Scènes

Jazz sans frontière à La Cigale

Quand un Brésilien, un Belge, un Yougoslave, un Français et un Américain se retrouvent sur la même scène… ça fait des étincelles !


Les Fourmis ayant travaillé tout l’hiver se trouvèrent fort lasses quand la bise fut partie : pas un seul petit morceau de jazz ou de java. Elles s’en furent crier leur ennui chez La Cigale, leur voisine… qui les régala d’un concert mémorable, sans leur demander ni intérêt, ni principal.
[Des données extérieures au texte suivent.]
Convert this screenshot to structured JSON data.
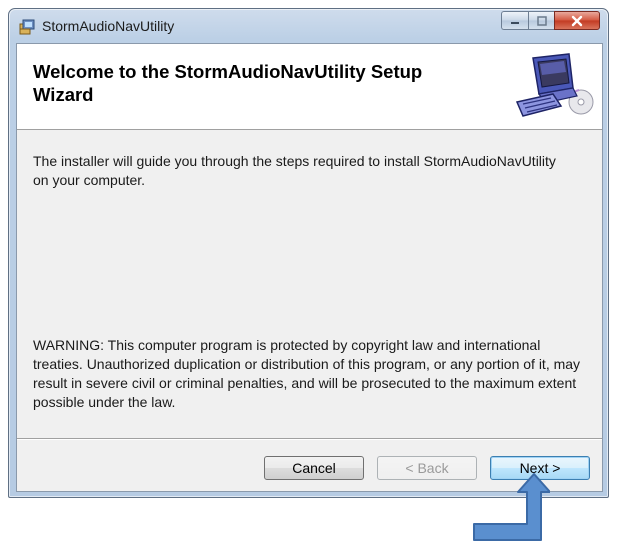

Certains préfèrent l’ambiance d’un club à celle d’une salle de concert ; pourtant, La Cigale est un théâtre agréable, sans rien de cérémoniel, où l’on peut même boire une mousse. Ce soir-là, c’est un plaisir de voir le théâtre bien rempli. La salle s’éteint, une lumière tamisée éclaire la scène et deux musiciens font leur entrée. Avec leur tenue décontractée et leurs cheveux longs, Nelson Veras et Stéphane Galland ont une allure d’étudiants. Ils attaquent. Le ton est donné dès le premier morceau : Nelson Veras décompose harmonie et mélodie en des phrases courtes et vives, plutôt rythmiques ; Stéphane Galland « en met partout » et joue de la caisse claire avec un enthousiasme débordant. Les musiciens dialoguent et s’amusent comme des compères de longue date. De temps en temps on a l’impression que c’est plutôt la guitare qui accompagne la batterie que l’inverse. Leur version de « Besame Mucho » est très réussie ; le discours de Nelson Veras s’entortille autour de la mélodie, ponctué par le jeu mat de Stéphane Galland sur les tambours. Impression d’ensemble : deux musiciens de premier plan pour un mariage guitare-batterie souvent intéressant, mais parfois un peu difficile à suivre, peut-être parce que cordes et peaux ont la même origine…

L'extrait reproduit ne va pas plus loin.